自ら問いを立て、自他を享受する「個」の力を育てる
「人間尊重」と「自由自治」
理念に立ち返り、考えた、進むべき方向とは。
「教室は勉強せなあかんと構える場です。ここは違う。
友達としゃべったり議論したり、だらだらしたりする場なんです。」
そう述べるのは、今年3月まで京都精華大学の学長を務めたウスビ・サコさん。
日本の大学初のアフリカ出身の学長として、大きな話題を呼んだ。
2018年から4年間の学長を終えた今、
日本の教育課題や大学の進むべき方向をどう考えているのか、
サコさんに伺った。
※この3月に4年の任期を満了した前学長のウスビ・サコさん。
サコさんが学長選に立候補したのは、人文学部長だった2017(平成29)年。
京都精華大学はサコさんが学長に立候補していた当時、
学生の人数は定員割れを起こしており、
全体で61%ほどしか学生が集まらない状況だったそうだ。
そのような状況の中で、サコさんは原点に帰り、
京都精華大学の進むべき方向を考えた。
「学生を増やすためにも大学を変えていかなければいけないと、みんなが思っていました。私も、そのために大学の理念をもう一度点検してみたんです。」と、述べている。
理念は「人間尊重」と「自由自治」。サコさんは学長選に向け、
グローバル化とリベラルアーツを柱に大学改革のマニフェストをつくった。
京都精華大学の学生が国外に行くことと、留学生や外国籍・
女性の教員を積極的に受け入れること。グローバル化の展開は双方向を考えた。
また、今年2月には、京都精華大学に新しい校舎が完成した。
以前からあった「明窓館」という校舎を取り壊し、建て直した建物だ。
新しい明窓館には教室の機能がなく、すべてがディスカッションや
ワークショップ、展示や発表空間などで、
学生が「公共空間」として使えるようにつくられている。
2022年2月竣工した「明窓館」。講演会やイベントに使用できる大ホールや、
大型ギャラリー、学内での国際交流を促進するグローバルラウンジなどがあり、
学生たちが異文化に触れ、新しい価値観を学べる京都精華大学の中心的施設となっている。
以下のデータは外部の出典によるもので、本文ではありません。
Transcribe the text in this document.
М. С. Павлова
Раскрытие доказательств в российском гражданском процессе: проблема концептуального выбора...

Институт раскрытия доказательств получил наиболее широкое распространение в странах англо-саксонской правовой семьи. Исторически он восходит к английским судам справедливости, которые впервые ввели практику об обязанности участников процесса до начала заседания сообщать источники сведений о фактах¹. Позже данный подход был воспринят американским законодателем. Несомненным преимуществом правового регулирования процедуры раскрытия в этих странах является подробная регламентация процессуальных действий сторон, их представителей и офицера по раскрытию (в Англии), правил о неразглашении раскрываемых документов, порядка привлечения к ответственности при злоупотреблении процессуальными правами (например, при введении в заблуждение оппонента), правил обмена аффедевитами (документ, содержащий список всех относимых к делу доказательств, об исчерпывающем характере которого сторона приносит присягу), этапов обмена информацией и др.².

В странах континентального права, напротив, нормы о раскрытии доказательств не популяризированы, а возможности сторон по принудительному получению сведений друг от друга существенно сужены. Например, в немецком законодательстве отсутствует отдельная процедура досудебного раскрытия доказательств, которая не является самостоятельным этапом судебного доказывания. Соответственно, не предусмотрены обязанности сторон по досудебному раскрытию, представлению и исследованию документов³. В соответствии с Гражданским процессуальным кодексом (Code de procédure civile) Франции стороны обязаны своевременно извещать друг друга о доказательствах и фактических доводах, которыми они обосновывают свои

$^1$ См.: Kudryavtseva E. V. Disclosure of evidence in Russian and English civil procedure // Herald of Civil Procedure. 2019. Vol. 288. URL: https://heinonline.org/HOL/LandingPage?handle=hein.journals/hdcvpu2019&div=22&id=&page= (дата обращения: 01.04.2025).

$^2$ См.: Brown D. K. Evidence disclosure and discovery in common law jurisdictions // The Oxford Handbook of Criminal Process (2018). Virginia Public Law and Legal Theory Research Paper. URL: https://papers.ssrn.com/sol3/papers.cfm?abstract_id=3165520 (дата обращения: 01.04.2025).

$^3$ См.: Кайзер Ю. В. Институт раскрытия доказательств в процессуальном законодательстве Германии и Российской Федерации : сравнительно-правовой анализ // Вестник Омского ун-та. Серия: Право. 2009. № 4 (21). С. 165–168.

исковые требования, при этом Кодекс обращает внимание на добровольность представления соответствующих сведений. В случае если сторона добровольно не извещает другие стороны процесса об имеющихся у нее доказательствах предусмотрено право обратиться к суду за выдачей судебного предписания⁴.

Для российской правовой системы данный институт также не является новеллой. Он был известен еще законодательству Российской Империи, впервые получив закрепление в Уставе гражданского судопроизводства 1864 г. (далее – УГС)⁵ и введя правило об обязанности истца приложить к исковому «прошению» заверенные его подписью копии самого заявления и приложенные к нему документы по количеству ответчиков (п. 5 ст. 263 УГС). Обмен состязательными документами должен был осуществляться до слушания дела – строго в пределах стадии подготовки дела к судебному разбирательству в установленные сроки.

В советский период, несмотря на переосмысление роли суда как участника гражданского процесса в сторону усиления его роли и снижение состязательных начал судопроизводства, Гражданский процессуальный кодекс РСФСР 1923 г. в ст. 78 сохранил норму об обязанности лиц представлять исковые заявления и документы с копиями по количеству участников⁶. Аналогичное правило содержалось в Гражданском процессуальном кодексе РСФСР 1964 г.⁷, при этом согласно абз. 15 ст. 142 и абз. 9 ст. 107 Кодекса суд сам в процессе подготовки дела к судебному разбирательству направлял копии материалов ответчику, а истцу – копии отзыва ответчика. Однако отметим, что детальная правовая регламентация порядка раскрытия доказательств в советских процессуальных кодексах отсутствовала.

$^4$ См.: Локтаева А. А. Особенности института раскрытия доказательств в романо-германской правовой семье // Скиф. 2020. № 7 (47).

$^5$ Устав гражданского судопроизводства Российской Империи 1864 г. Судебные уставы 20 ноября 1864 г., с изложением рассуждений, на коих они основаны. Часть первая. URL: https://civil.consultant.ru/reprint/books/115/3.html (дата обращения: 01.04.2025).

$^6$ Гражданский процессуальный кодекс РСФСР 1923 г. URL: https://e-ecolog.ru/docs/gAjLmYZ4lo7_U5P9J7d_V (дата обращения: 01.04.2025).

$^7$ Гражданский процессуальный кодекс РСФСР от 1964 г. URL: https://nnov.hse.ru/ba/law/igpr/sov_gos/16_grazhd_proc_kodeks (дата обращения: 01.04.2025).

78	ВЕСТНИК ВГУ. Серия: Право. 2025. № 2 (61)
「明窓館」、こちらの新しい校舎の構想も、 理念と向き合う中で
“みんなが自由に集まれて、偶然の出会いをいろいろつくれる場所とはなんだろう”
という問いかけから生まれたそうだ。
「みんなが自由に集まれるアフリカ的広場ができた感じです」明窓館が新しくなってキャンパスの真ん中が開放されたと、
サコさんは言う。
サコさんが理念をもとに考え、作られたこの明窓館はきっと、
学生たちにとってのびのびとくつろぎ、
国際交流できる場になっていることだろう。
全体で61%しか集まらなかった学生数も、
いまでは定員を少し超えるくらいになった。
サコ学長を中心に教職員も学生も一つになって大学改革を進めた結果に違いない。
<日本で感じる“言葉を選ぶ日本の文化”の難しさ>
西アフリカのマリ共和国が出身のサコさん。
幼い頃から成績がよく、親族からの期待は高かったという。
高校を卒業すると中国の国費留学生になった。
そこでは建築を学んでいたが、
大学院の修士課程一年の途中で留学先を日本に変えた。
その前年、日本を旅し“日本はオモロい国や”と気に入ったそうだ。
そして京都大学大学院で学び、博士号をとり、
その翌年の2001(同13)年に精華大の専任講師になった。
こうして出身国を離れ、中国・日本と新たな場所で学んでいる
サコさんの考え方や知恵が京都精華大学を変えたのだろう。
日本で暮らして、31年。日本で大変だと感じたことはなかったのだろうか。
「日本で一番しんどいと思ったのは、相手のことを想像しながらしゃべらなあかんということです。
こう言うとどう受け止めるかな、これ通じるかな、と。私にはできません」
サコさんは、自分の言いたいことは、きちんと言うが、
日本人の相手はこちらの気持ちを忖度して議論や会話を途中で止める。
あるいは非常に遠回しな言葉でそれとなく本音を伝える。
そのため議論が途中で終わってしまうのだ。
日本でいると曖昧表現や周りを気にし、
発言をセーブしているという人は少なくないだろう。